‘Rev up Hovercraft,’ High Court Tells Moose Hunter in National Preserve

WASHINGTON (CN) – Reversing in the Alaskan hunter’s favor for the second time, the Supreme Court ruled Tuesday that John Sturgeon “can again rev up his hovercraft in search of moose.”

The battle erupted in 2007 when several National Park Service rangers spied Sturgeon zipping on a hovercraft across the Nation River in the Yukon-Charley Rivers National Preserve.

Though Sturgeon found that the hovercraft helped him navigate tricky parts of the river to reach his favorite moose-hunting grounds, Park Service rules prohibit the use of such vehicles in federal preserves.

Sturgeon initially defeated the rule before the Supreme Court in 2016 but returned to Washington last year after the Ninth Circuit held on remand that water flowing through national parks land qualifies as public land.

Reversing again Tuesday, Justice Elena Kagan wrote for the majority that bodies of running water are not owned by any party pursuant to the Alaska National Interest Lands Conservation Act.

“When non-public lands — again, including waters — are geographically within a national park’s boundaries, they may not be regulated as part of the park,” Kagan wrote. “And that means the Park Service’s hovercraft regulation cannot apply there.” 

Joined by Justice Ruth Bader Ginsburg in a concurring opinion, Justice Sonia Sotomayor stressed this decision was not a reversal of the National Park System’s authority over navigable waters inside all national parks. 

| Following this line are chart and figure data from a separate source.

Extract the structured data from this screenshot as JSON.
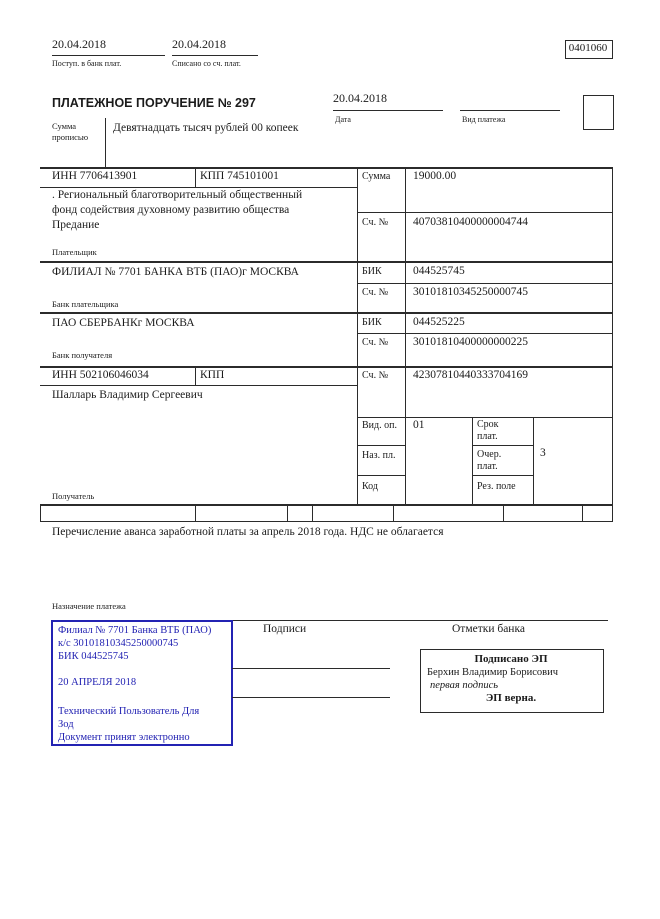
{
  "header": {
    "received_date": "20.04.2018",
    "received_label": "Поступ. в банк плат.",
    "debited_date": "20.04.2018",
    "debited_label": "Списано со сч. плат.",
    "form_code": "0401060",
    "title": "ПЛАТЕЖНОЕ ПОРУЧЕНИЕ № 297",
    "doc_date": "20.04.2018",
    "date_label": "Дата",
    "payment_type_label": "Вид платежа"
  },
  "amount_in_words": {
    "label": "Сумма прописью",
    "value": "Девятнадцать тысяч рублей 00 копеек"
  },
  "payer": {
    "inn": "ИНН 7706413901",
    "kpp": "КПП 745101001",
    "sum_label": "Сумма",
    "sum_value": "19000.00",
    "name_lines": [
      ". Региональный благотворительный общественный",
      "фонд содействия духовному развитию общества",
      "Предание"
    ],
    "account_label": "Сч. №",
    "account": "40703810400000004744",
    "section_label": "Плательщик"
  },
  "payer_bank": {
    "name": "ФИЛИАЛ № 7701 БАНКА ВТБ (ПАО)г МОСКВА",
    "bik_label": "БИК",
    "bik": "044525745",
    "account_label": "Сч. №",
    "account": "30101810345250000745",
    "section_label": "Банк плательщика"
  },
  "payee_bank": {
    "name": "ПАО СБЕРБАНКг МОСКВА",
    "bik_label": "БИК",
    "bik": "044525225",
    "account_label": "Сч. №",
    "account": "30101810400000000225",
    "section_label": "Банк получателя"
  },
  "payee": {
    "inn": "ИНН 502106046034",
    "kpp_label": "КПП",
    "account_label": "Сч. №",
    "account": "42307810440333704169",
    "name": "Шалларь Владимир Сергеевич",
    "section_label": "Получатель",
    "op_type_label": "Вид. оп.",
    "op_type_value": "01",
    "term_label_1": "Срок",
    "term_label_2": "плат.",
    "naz_pl_label": "Наз. пл.",
    "priority_label_1": "Очер.",
    "priority_label_2": "плат.",
    "priority_value": "3",
    "code_label": "Код",
    "reserve_label": "Рез. поле"
  },
  "purpose": {
    "text": "Перечисление аванса заработной платы за апрель 2018 года. НДС не облагается",
    "label": "Назначение платежа"
  },
  "footer": {
    "signatures_label": "Подписи",
    "bank_marks_label": "Отметки банка",
    "stamp": {
      "color": "#2323b3",
      "lines": [
        "Филиал № 7701 Банка ВТБ (ПАО)",
        "к/с 30101810345250000745",
        "БИК 044525745",
        "20 АПРЕЛЯ 2018",
        "Технический Пользователь Для",
        "Зод",
        "Документ принят электронно"
      ]
    },
    "bank_stamp": {
      "signed_label": "Подписано ЭП",
      "signer_name": "Берхин Владимир Борисович",
      "signature_kind": "первая подпись",
      "valid_label": "ЭП верна."
    }
  }
}
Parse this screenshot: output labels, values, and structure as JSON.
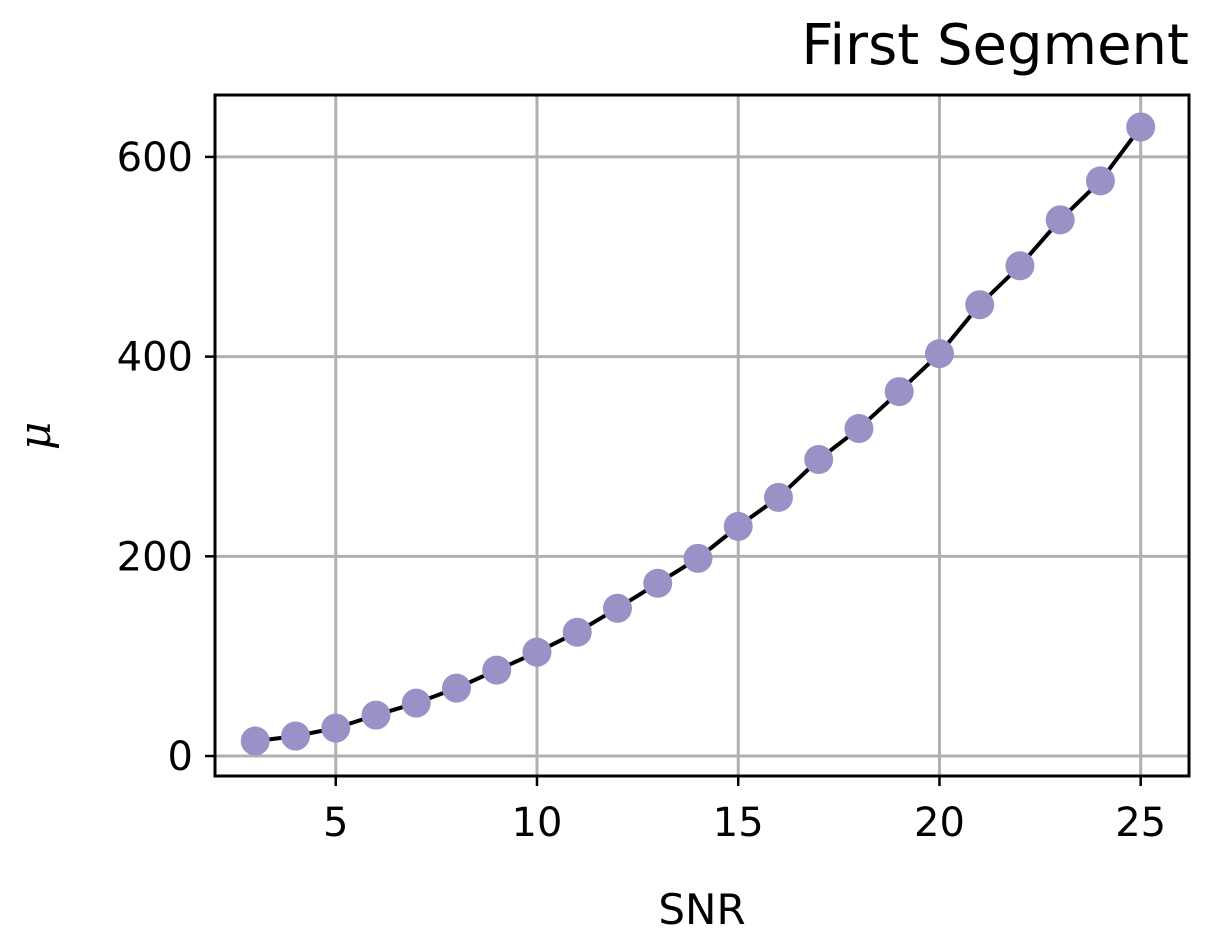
{
  "chart_data": {
    "type": "line",
    "title": "First Segment",
    "xlabel": "SNR",
    "ylabel": "μ",
    "xlim": [
      2.0,
      26.2
    ],
    "ylim": [
      -20,
      662
    ],
    "grid": true,
    "x_ticks": [
      5,
      10,
      15,
      20,
      25
    ],
    "y_ticks": [
      0,
      200,
      400,
      600
    ],
    "x_tick_labels": [
      "5",
      "10",
      "15",
      "20",
      "25"
    ],
    "y_tick_labels": [
      "0",
      "200",
      "400",
      "600"
    ],
    "series": [
      {
        "x": [
          3,
          4,
          5,
          6,
          7,
          8,
          9,
          10,
          11,
          12,
          13,
          14,
          15,
          16,
          17,
          18,
          19,
          20,
          21,
          22,
          23,
          24,
          25
        ],
        "y": [
          15,
          20,
          28,
          41,
          53,
          68,
          86,
          104,
          124,
          148,
          173,
          198,
          230,
          259,
          297,
          328,
          365,
          403,
          452,
          491,
          537,
          576,
          630
        ],
        "line_color": "#000000",
        "marker_color": "#9b91c6"
      }
    ]
  }
}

“Even though the service may not apply its ordinary park rules to nonpublic areas like the Nation River, two sources of Service authority over navigable rivers remain undisturbed by today’s decision,” Sotomayor wrote.

The opinion says the service “may well have authority to regulate out-of-park, nonpublic areas in the midst of parklands when doing so is necessary or proper to protect in-park, public areas.” 

Sotomayor also said Congress “most likely” meant for the service to be able to regulate a subset of navigable waters known as Wild and Scenic Rivers to protect their beauty. 

Congress must nevertheless clarify that issue through amendments to the ANILCA, the concurring opinion states.

“It would be absurd to think that Congress intended for the Service to preserve Alaska’s rivers, but left it without any tools to do so,” Sotomayor wrote. 

Matthew Findley, an attorney for Sturgeon with the firm Ashburn & Mason in Anchorage, cheered today’s reversal.

“The court’s unanimous decision speaks volumes and is a tremendous victory not only for Mr. Sturgeon, but for the entire state of Alaska,” Findley said in a statement. “The court recognized the thoughtful compromise struck in ANILCA between conservation, economic development, and state sovereignty, and its decision today restores this balance in Alaska.”

A representative for the National Park Service did not return a request for comment.